A Polyglot Userbase. While the majority of the tooling for SciML is built using the Julia programming language, SciML is committed to ensure that these methodologies can be used throughout the greater scientific community. Tools like diffeqpy and diffeqr bridge the DifferentialEquations.jl solvers to Python and R respectively, and we hope to see many more developments along these lines in the near future.
Compiler-Assisted Model Analysis and Sparsity Acceleration. Scientific models generally have structures like locality which leads to sparsity in the program structures that can be exploited for major performance acceleration.

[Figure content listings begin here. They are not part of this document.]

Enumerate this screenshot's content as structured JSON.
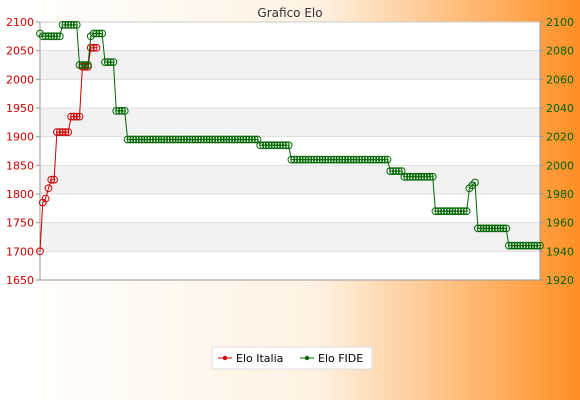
{
  "chart_data": {
    "type": "line",
    "title": "Grafico Elo",
    "y_left": {
      "min": 1650,
      "max": 2100,
      "step": 50,
      "color": "#cc0000"
    },
    "y_right": {
      "min": 1920,
      "max": 2100,
      "step": 20,
      "color": "#006600"
    },
    "grid": "horizontal",
    "legend_position": "bottom-center",
    "series": [
      {
        "name": "Elo Italia",
        "axis": "left",
        "color": "#cc0000",
        "values": [
          1700,
          1785,
          1792,
          1810,
          1825,
          1825,
          1908,
          1908,
          1908,
          1908,
          1908,
          1935,
          1935,
          1935,
          1935,
          2022,
          2022,
          2022,
          2055,
          2055,
          2055
        ]
      },
      {
        "name": "Elo FIDE",
        "axis": "right",
        "color": "#006600",
        "values": [
          2092,
          2090,
          2090,
          2090,
          2090,
          2090,
          2090,
          2090,
          2098,
          2098,
          2098,
          2098,
          2098,
          2098,
          2070,
          2070,
          2070,
          2070,
          2090,
          2092,
          2092,
          2092,
          2092,
          2072,
          2072,
          2072,
          2072,
          2038,
          2038,
          2038,
          2038,
          2018,
          2018,
          2018,
          2018,
          2018,
          2018,
          2018,
          2018,
          2018,
          2018,
          2018,
          2018,
          2018,
          2018,
          2018,
          2018,
          2018,
          2018,
          2018,
          2018,
          2018,
          2018,
          2018,
          2018,
          2018,
          2018,
          2018,
          2018,
          2018,
          2018,
          2018,
          2018,
          2018,
          2018,
          2018,
          2018,
          2018,
          2018,
          2018,
          2018,
          2018,
          2018,
          2018,
          2018,
          2018,
          2018,
          2018,
          2014,
          2014,
          2014,
          2014,
          2014,
          2014,
          2014,
          2014,
          2014,
          2014,
          2014,
          2004,
          2004,
          2004,
          2004,
          2004,
          2004,
          2004,
          2004,
          2004,
          2004,
          2004,
          2004,
          2004,
          2004,
          2004,
          2004,
          2004,
          2004,
          2004,
          2004,
          2004,
          2004,
          2004,
          2004,
          2004,
          2004,
          2004,
          2004,
          2004,
          2004,
          2004,
          2004,
          2004,
          2004,
          2004,
          1996,
          1996,
          1996,
          1996,
          1996,
          1992,
          1992,
          1992,
          1992,
          1992,
          1992,
          1992,
          1992,
          1992,
          1992,
          1992,
          1968,
          1968,
          1968,
          1968,
          1968,
          1968,
          1968,
          1968,
          1968,
          1968,
          1968,
          1968,
          1984,
          1986,
          1988,
          1956,
          1956,
          1956,
          1956,
          1956,
          1956,
          1956,
          1956,
          1956,
          1956,
          1956,
          1944,
          1944,
          1944,
          1944,
          1944,
          1944,
          1944,
          1944,
          1944,
          1944,
          1944,
          1944
        ]
      }
    ]
  }
}
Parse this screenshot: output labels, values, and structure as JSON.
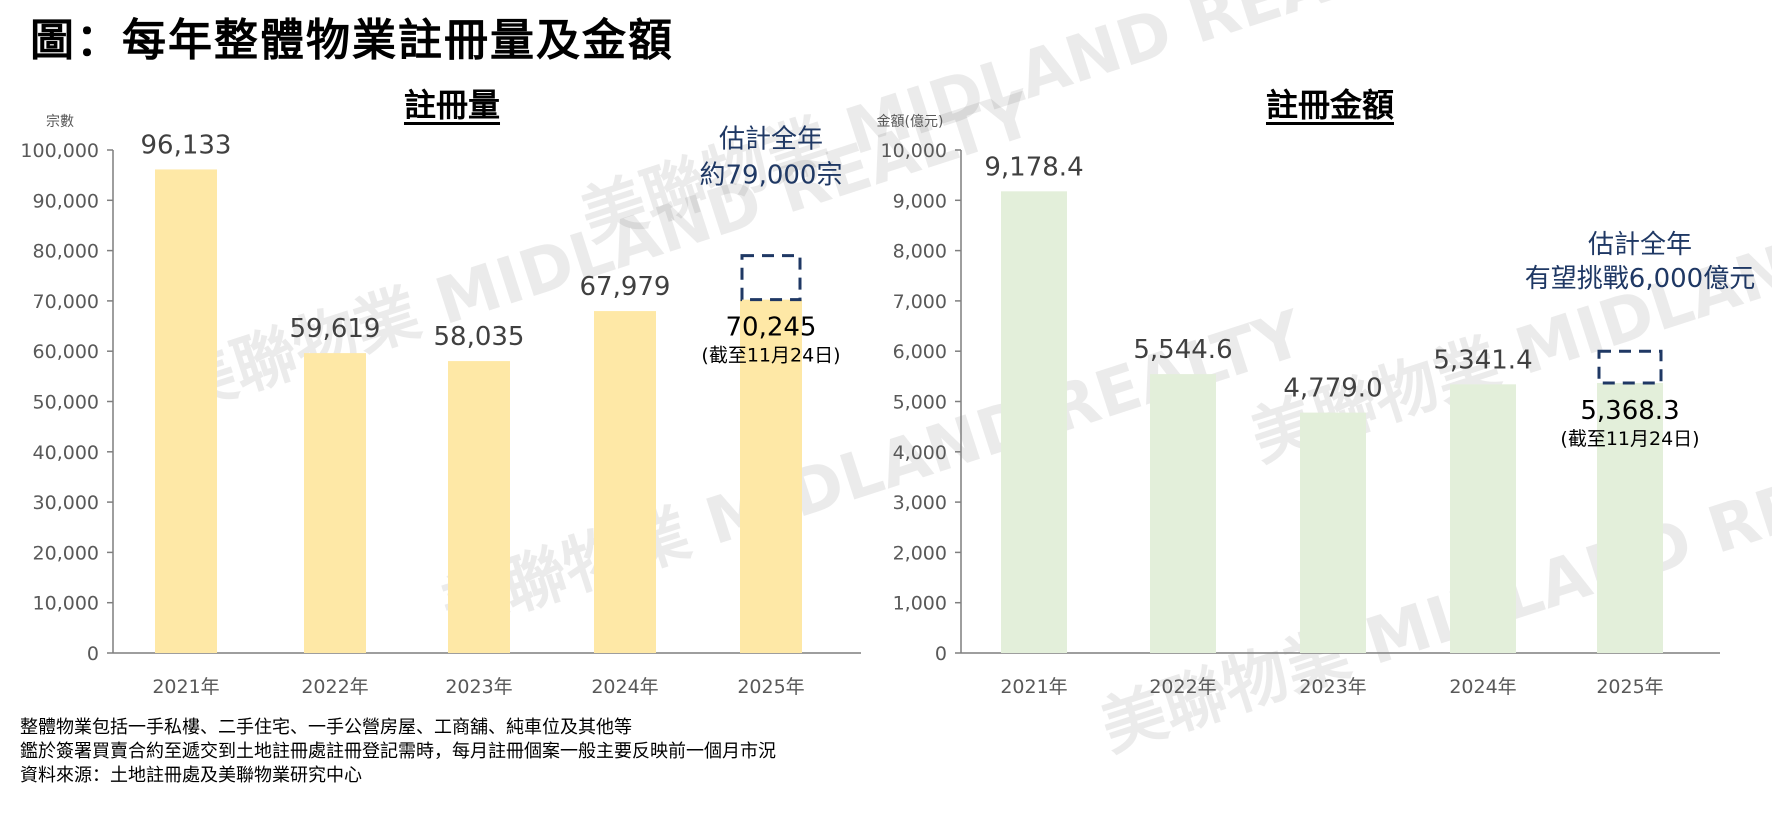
{
  "title": "圖：每年整體物業註冊量及金額",
  "watermark": "美聯物業 MIDLAND REALTY",
  "colors": {
    "volume_bar": "#FEE8A6",
    "amount_bar": "#E3EFDA",
    "annotation": "#1F3864",
    "axis": "#7F7F7F"
  },
  "chart_data": [
    {
      "type": "bar",
      "title": "註冊量",
      "ylabel": "宗數",
      "ylim": [
        0,
        100000
      ],
      "yticks": [
        0,
        10000,
        20000,
        30000,
        40000,
        50000,
        60000,
        70000,
        80000,
        90000,
        100000
      ],
      "ytick_labels": [
        "0",
        "10,000",
        "20,000",
        "30,000",
        "40,000",
        "50,000",
        "60,000",
        "70,000",
        "80,000",
        "90,000",
        "100,000"
      ],
      "categories": [
        "2021年",
        "2022年",
        "2023年",
        "2024年",
        "2025年"
      ],
      "values": [
        96133,
        59619,
        58035,
        67979,
        70245
      ],
      "data_labels": [
        "96,133",
        "59,619",
        "58,035",
        "67,979",
        "70,245"
      ],
      "estimate": {
        "value": 79000,
        "line1": "估計全年",
        "line2": "約79,000宗"
      },
      "partial_note": "(截至11月24日)"
    },
    {
      "type": "bar",
      "title": "註冊金額",
      "ylabel": "金額(億元)",
      "ylim": [
        0,
        10000
      ],
      "yticks": [
        0,
        1000,
        2000,
        3000,
        4000,
        5000,
        6000,
        7000,
        8000,
        9000,
        10000
      ],
      "ytick_labels": [
        "0",
        "1,000",
        "2,000",
        "3,000",
        "4,000",
        "5,000",
        "6,000",
        "7,000",
        "8,000",
        "9,000",
        "10,000"
      ],
      "categories": [
        "2021年",
        "2022年",
        "2023年",
        "2024年",
        "2025年"
      ],
      "values": [
        9178.4,
        5544.6,
        4779.0,
        5341.4,
        5368.3
      ],
      "data_labels": [
        "9,178.4",
        "5,544.6",
        "4,779.0",
        "5,341.4",
        "5,368.3"
      ],
      "estimate": {
        "value": 6000,
        "line1": "估計全年",
        "line2": "有望挑戰6,000億元"
      },
      "partial_note": "(截至11月24日)"
    }
  ],
  "notes": [
    "整體物業包括一手私樓、二手住宅、一手公營房屋、工商舖、純車位及其他等",
    "鑑於簽署買賣合約至遞交到土地註冊處註冊登記需時，每月註冊個案一般主要反映前一個月市況",
    "資料來源：土地註冊處及美聯物業研究中心"
  ]
}
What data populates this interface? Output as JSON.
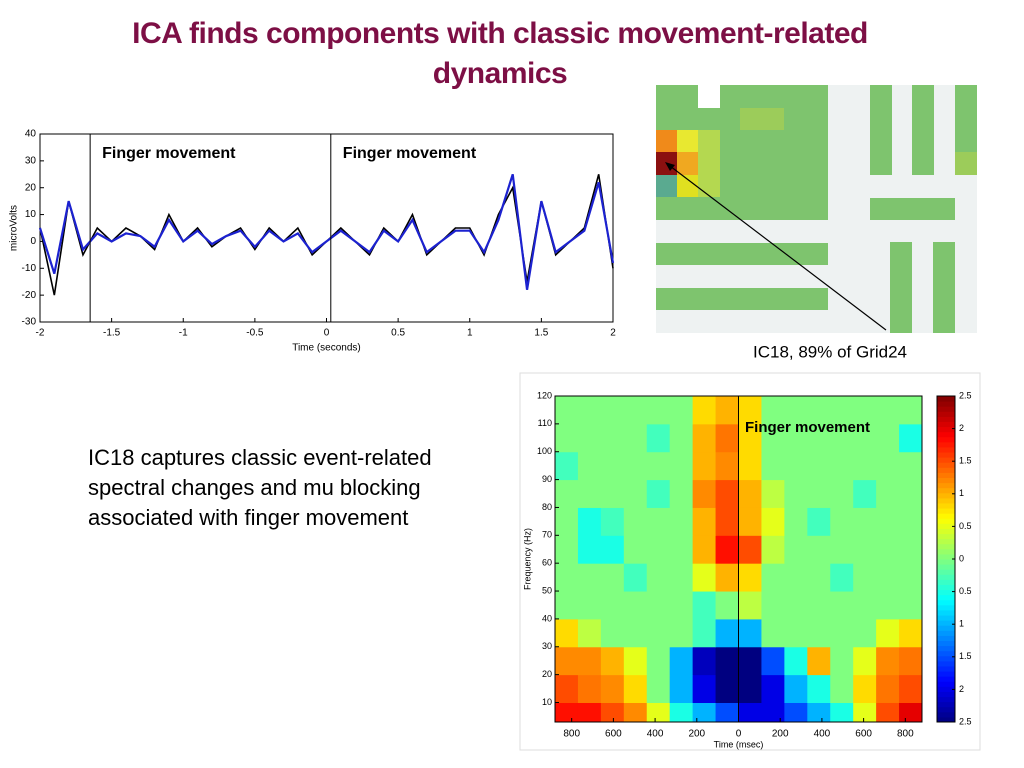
{
  "title": "ICA finds components with classic movement-related dynamics",
  "chart_data": [
    {
      "type": "line",
      "ylabel": "microVolts",
      "xlabel": "Time (seconds)",
      "annotations": [
        "Finger movement",
        "Finger movement"
      ],
      "event_x": [
        -1.65,
        0.03
      ],
      "x": [
        -2,
        -1.9,
        -1.8,
        -1.7,
        -1.6,
        -1.5,
        -1.4,
        -1.3,
        -1.2,
        -1.1,
        -1,
        -0.9,
        -0.8,
        -0.7,
        -0.6,
        -0.5,
        -0.4,
        -0.3,
        -0.2,
        -0.1,
        0,
        0.1,
        0.2,
        0.3,
        0.4,
        0.5,
        0.6,
        0.7,
        0.8,
        0.9,
        1,
        1.1,
        1.2,
        1.3,
        1.4,
        1.5,
        1.6,
        1.7,
        1.8,
        1.9,
        2
      ],
      "series": [
        {
          "color": "#000000",
          "values": [
            5,
            -20,
            15,
            -5,
            5,
            0,
            5,
            2,
            -3,
            10,
            0,
            5,
            -2,
            2,
            5,
            -3,
            5,
            0,
            5,
            -5,
            0,
            5,
            0,
            -5,
            5,
            0,
            10,
            -5,
            0,
            5,
            5,
            -5,
            10,
            20,
            -15,
            15,
            -5,
            0,
            5,
            25,
            -10
          ]
        },
        {
          "color": "#1c22d0",
          "values": [
            5,
            -12,
            15,
            -3,
            3,
            0,
            3,
            2,
            -2,
            8,
            0,
            4,
            -1,
            2,
            4,
            -2,
            4,
            0,
            3,
            -4,
            0,
            4,
            0,
            -4,
            4,
            0,
            8,
            -4,
            0,
            4,
            4,
            -4,
            8,
            25,
            -18,
            15,
            -4,
            0,
            4,
            22,
            -8
          ]
        }
      ],
      "xlim": [
        -2,
        2
      ],
      "ylim": [
        -30,
        40
      ],
      "xticks": [
        -2,
        -1.5,
        -1,
        -0.5,
        0,
        0.5,
        1,
        1.5,
        2
      ],
      "yticks": [
        40,
        30,
        20,
        10,
        0,
        -10,
        -20,
        -30
      ]
    },
    {
      "type": "heatmap",
      "ylabel": "Frequency (Hz)",
      "xlabel": "Time (msec)",
      "annotation": "Finger movement",
      "event_x": [
        0
      ],
      "x_edges": [
        -880,
        -770,
        -660,
        -550,
        -440,
        -330,
        -220,
        -110,
        0,
        110,
        220,
        330,
        440,
        550,
        660,
        770,
        880
      ],
      "y_edges": [
        3,
        10,
        20,
        30,
        40,
        50,
        60,
        70,
        80,
        90,
        100,
        110,
        120
      ],
      "values": [
        [
          1.8,
          1.8,
          1.5,
          1.2,
          0.5,
          -0.5,
          -1,
          -1.5,
          -2,
          -2,
          -1.5,
          -1,
          -0.5,
          0.5,
          1.5,
          2
        ],
        [
          1.5,
          1.3,
          1.2,
          0.8,
          0,
          -1,
          -2,
          -2.5,
          -2.5,
          -2,
          -1,
          -0.5,
          0,
          0.8,
          1.3,
          1.5
        ],
        [
          1.2,
          1.2,
          1,
          0.5,
          0,
          -1,
          -2.2,
          -2.5,
          -2.5,
          -1.5,
          -0.5,
          1,
          0,
          0.5,
          1.2,
          1.3
        ],
        [
          0.8,
          0.3,
          0,
          0,
          0,
          0,
          -0.3,
          -1,
          -1,
          0,
          0,
          0,
          0,
          0,
          0.5,
          0.8
        ],
        [
          0,
          0,
          0,
          0,
          0,
          0,
          -0.3,
          0,
          0.3,
          0,
          0,
          0,
          0,
          0,
          0,
          0
        ],
        [
          0,
          0,
          0,
          -0.3,
          0,
          0,
          0.5,
          1,
          0.8,
          0,
          0,
          0,
          -0.3,
          0,
          0,
          0
        ],
        [
          0,
          -0.5,
          -0.5,
          0,
          0,
          0,
          1,
          1.8,
          1.5,
          0.3,
          0,
          0,
          0,
          0,
          0,
          0
        ],
        [
          0,
          -0.5,
          -0.3,
          0,
          0,
          0,
          1,
          1.5,
          1,
          0.5,
          0,
          -0.3,
          0,
          0,
          0,
          0
        ],
        [
          0,
          0,
          0,
          0,
          -0.3,
          0,
          1.2,
          1.5,
          1,
          0.3,
          0,
          0,
          0,
          -0.3,
          0,
          0
        ],
        [
          -0.3,
          0,
          0,
          0,
          0,
          0,
          1,
          1.2,
          0.8,
          0,
          0,
          0,
          0,
          0,
          0,
          0
        ],
        [
          0,
          0,
          0,
          0,
          -0.3,
          0,
          1,
          1.3,
          0.8,
          0,
          0,
          0,
          0,
          0,
          0,
          -0.5
        ],
        [
          0,
          0,
          0,
          0,
          0,
          0,
          0.8,
          1,
          0.8,
          0,
          0,
          0,
          0,
          0,
          0,
          0
        ]
      ],
      "xlim": [
        -880,
        880
      ],
      "ylim": [
        3,
        120
      ],
      "clim": [
        -2.5,
        2.5
      ],
      "xticks": [
        {
          "value": -800,
          "label": "800"
        },
        {
          "value": -600,
          "label": "600"
        },
        {
          "value": -400,
          "label": "400"
        },
        {
          "value": -200,
          "label": "200"
        },
        0,
        200,
        400,
        600,
        800
      ],
      "yticks": [
        10,
        20,
        30,
        40,
        50,
        60,
        70,
        80,
        90,
        100,
        110,
        120
      ],
      "cticks": [
        2.5,
        2,
        1.5,
        1,
        0.5,
        0,
        {
          "value": -0.5,
          "label": "0.5"
        },
        {
          "value": -1,
          "label": "1"
        },
        {
          "value": -1.5,
          "label": "1.5"
        },
        {
          "value": -2,
          "label": "2"
        },
        {
          "value": -2.5,
          "label": "2.5"
        }
      ]
    }
  ],
  "grid_caption": "IC18, 89% of Grid24",
  "body_text": "IC18 captures classic event-related spectral changes and mu blocking associated with finger movement"
}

The SciML builds a set of interconnected tools for generating numerical solver code directly on the models that are being simulated. SparsityDetection.jl can automatically detect the sparsity patterns of Jacobians and Hessians from arbitrary source code, while ModelingToolkit.jl can rewrite differential equation models to re-arrange equations for better stability and automatically parallelize code. These tools then connect with affiliated packages like SparseDiffTools.jl to accelerate solving with DifferentialEquations.jl and training with DiffEqFlux.jl.
ML-Assisted Tooling for Model Acceleration. SciML supports the development of the latest ML-accelerated toolsets for scientific machine learning. Methods like Physics-Informed Neural Networks (PINNs) and Deep BSDE methods for solving 1000 dimensional partial differential equations are productionized in the NeuralPDE.jl library. Surrogate-based acceleration methods are provided by Surrogates.jl.
Differentiable Scientific Data Structures and Simulators. The SciML ecosystem contains pre-built scientific simulation tools along with data structures for accelerating the development of models. Tools like LabelledArrays.jl and MultiScaleArrays.jl make it easy to build large-scale scientific models, while other tools like NBodySimulator.jl provide full-scale simulation simulators.
Tools for Accelerated Algorithm Development and Research. SciML is an organization dedicated to helping state-of-the-art research in both numerical simulation methods and methodologies in scientific machine learning. Many tools throughout the organization automate the process of benchmarking and testing new methodologies to ensure they are safe and battle tested, both to accelerate the translation of the methods to publications and to users. We invite the larger research community to make use of our tooling like DiffEqDevTools.jl and our large suite of wrapped algorithms for quickly test and deploying new algorithms.